Вокруг во всех стеклянных боксах уже работали, я поздоровался со всеми и все с улыбкой поприветствовали меня, и когда я уже выходил от себя, вошла Анжела Фландерс, моя старая приятельница. В этот день на ней был темно-синий костюм, и ее крашеные каштановые волосы были, как всегда, безупречно уложены, и сама она была, как всегда, ухожена, и она тоже улыбалась.
— Привет, Анжела, — улыбнулся я.
— Доброе утро, Вальтер, — ответила она и слегка покраснела. — Вы идете к издателю, да?
— Да.
— Господин Крамер и господин Лестер уже наверху.
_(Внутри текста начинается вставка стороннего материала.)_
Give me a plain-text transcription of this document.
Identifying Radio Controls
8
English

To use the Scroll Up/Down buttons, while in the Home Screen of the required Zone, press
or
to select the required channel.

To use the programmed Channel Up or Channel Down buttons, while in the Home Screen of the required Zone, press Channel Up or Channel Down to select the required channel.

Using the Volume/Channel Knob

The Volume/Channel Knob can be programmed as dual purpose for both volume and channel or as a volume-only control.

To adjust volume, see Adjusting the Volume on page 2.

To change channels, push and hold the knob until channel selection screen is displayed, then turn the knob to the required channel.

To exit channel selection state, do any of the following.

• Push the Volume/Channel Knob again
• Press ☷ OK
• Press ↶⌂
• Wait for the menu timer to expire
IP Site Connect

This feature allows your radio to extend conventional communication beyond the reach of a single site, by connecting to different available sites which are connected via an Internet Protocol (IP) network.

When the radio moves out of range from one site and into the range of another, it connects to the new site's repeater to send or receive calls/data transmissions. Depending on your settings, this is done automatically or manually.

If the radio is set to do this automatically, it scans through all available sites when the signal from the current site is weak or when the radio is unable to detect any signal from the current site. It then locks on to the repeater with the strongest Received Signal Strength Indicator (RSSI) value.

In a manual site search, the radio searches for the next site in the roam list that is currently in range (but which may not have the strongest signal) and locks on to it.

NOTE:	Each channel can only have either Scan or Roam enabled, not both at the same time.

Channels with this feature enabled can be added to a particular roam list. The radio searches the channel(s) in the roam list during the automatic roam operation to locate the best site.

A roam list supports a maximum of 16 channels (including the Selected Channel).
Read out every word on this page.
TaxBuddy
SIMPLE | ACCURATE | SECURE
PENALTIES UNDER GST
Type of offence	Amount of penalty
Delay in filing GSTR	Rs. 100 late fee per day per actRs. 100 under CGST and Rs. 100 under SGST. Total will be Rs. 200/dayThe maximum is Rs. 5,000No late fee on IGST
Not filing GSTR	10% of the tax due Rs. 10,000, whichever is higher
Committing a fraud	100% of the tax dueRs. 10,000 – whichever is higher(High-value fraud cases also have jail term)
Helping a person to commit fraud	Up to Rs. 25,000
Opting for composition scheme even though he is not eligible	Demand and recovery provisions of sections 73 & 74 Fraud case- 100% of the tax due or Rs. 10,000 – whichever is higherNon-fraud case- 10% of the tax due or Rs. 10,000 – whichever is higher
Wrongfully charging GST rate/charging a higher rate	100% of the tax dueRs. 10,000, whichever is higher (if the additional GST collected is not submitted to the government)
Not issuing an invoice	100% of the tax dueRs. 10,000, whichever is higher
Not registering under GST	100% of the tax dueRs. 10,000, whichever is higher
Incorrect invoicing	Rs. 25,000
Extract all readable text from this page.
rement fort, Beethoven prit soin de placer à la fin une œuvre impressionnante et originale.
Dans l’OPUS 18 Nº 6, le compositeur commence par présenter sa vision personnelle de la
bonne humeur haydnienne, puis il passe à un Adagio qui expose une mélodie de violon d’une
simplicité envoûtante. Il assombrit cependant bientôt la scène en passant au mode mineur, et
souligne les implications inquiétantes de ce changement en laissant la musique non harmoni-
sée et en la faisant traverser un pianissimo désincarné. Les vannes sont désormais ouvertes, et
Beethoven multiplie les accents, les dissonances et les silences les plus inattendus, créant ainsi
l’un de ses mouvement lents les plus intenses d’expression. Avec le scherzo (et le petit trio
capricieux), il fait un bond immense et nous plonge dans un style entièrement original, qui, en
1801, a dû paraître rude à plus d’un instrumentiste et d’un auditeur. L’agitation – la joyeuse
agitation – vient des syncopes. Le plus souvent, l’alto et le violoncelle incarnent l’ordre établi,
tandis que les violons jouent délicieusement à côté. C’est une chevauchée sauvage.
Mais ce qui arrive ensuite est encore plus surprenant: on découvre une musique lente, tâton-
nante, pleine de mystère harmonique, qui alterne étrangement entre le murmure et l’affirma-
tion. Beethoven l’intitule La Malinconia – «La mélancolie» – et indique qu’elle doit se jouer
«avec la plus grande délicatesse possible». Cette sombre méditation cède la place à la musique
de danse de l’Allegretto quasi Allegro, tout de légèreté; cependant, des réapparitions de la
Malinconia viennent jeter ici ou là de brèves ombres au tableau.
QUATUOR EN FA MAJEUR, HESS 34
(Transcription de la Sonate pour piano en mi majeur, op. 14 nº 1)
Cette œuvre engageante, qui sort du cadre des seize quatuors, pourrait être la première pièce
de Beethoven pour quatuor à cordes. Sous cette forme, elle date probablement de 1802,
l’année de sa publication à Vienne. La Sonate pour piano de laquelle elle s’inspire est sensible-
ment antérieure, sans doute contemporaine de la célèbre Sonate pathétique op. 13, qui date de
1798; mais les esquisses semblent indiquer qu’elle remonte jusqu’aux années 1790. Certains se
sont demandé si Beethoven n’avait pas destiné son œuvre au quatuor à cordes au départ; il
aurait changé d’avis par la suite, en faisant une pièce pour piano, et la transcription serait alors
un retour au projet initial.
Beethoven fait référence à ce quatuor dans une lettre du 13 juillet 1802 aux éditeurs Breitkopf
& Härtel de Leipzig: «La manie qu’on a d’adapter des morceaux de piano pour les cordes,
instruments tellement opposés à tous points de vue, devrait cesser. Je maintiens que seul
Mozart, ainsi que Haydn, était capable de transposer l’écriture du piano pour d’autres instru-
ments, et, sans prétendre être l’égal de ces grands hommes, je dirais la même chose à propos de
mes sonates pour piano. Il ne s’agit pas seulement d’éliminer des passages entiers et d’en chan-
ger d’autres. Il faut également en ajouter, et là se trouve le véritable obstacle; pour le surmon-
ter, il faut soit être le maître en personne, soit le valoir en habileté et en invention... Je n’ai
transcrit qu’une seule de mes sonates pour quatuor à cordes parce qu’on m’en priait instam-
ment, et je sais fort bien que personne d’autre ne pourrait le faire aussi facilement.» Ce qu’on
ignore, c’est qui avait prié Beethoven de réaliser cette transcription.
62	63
Новая серия, да?
— Да, Анжела.
— Ну, я, наверное, тоже скоро получу ее для чтения. Господин Крамер сказал мне, что так замечательно вы уже давно не писали.
— Правда?
— Да. Я… Знаете, Вальтер, мы так давно знаем друг друга… Мы столько пережили вместе… Я знаю, как часто вы доходили до отчаяния. А теперь… теперь у вас снова замечательный материал, ваш собственный. — Она все больше запиналась. — И это… это для меня такая радость, потому что я… я очень симпатизирую вам, Вальтер, ну, вы же знаете?..
— Да, Анжела, я знаю, — сказал я. — Вы мне тоже очень симпатичны. Очень-очень симпатичны. И вы ведь тоже это знаете?..
Она покраснела до корней волос.
— Потому что… потому что мы старые друзья, Вальтер, и я так рада за вас! И… я буду держать за вас кулаки, и… я желаю вам всего-всего в вашей работе и… много-много успеха! Я так надеялась, что однажды вы опять сможете что-то написать под своим именем!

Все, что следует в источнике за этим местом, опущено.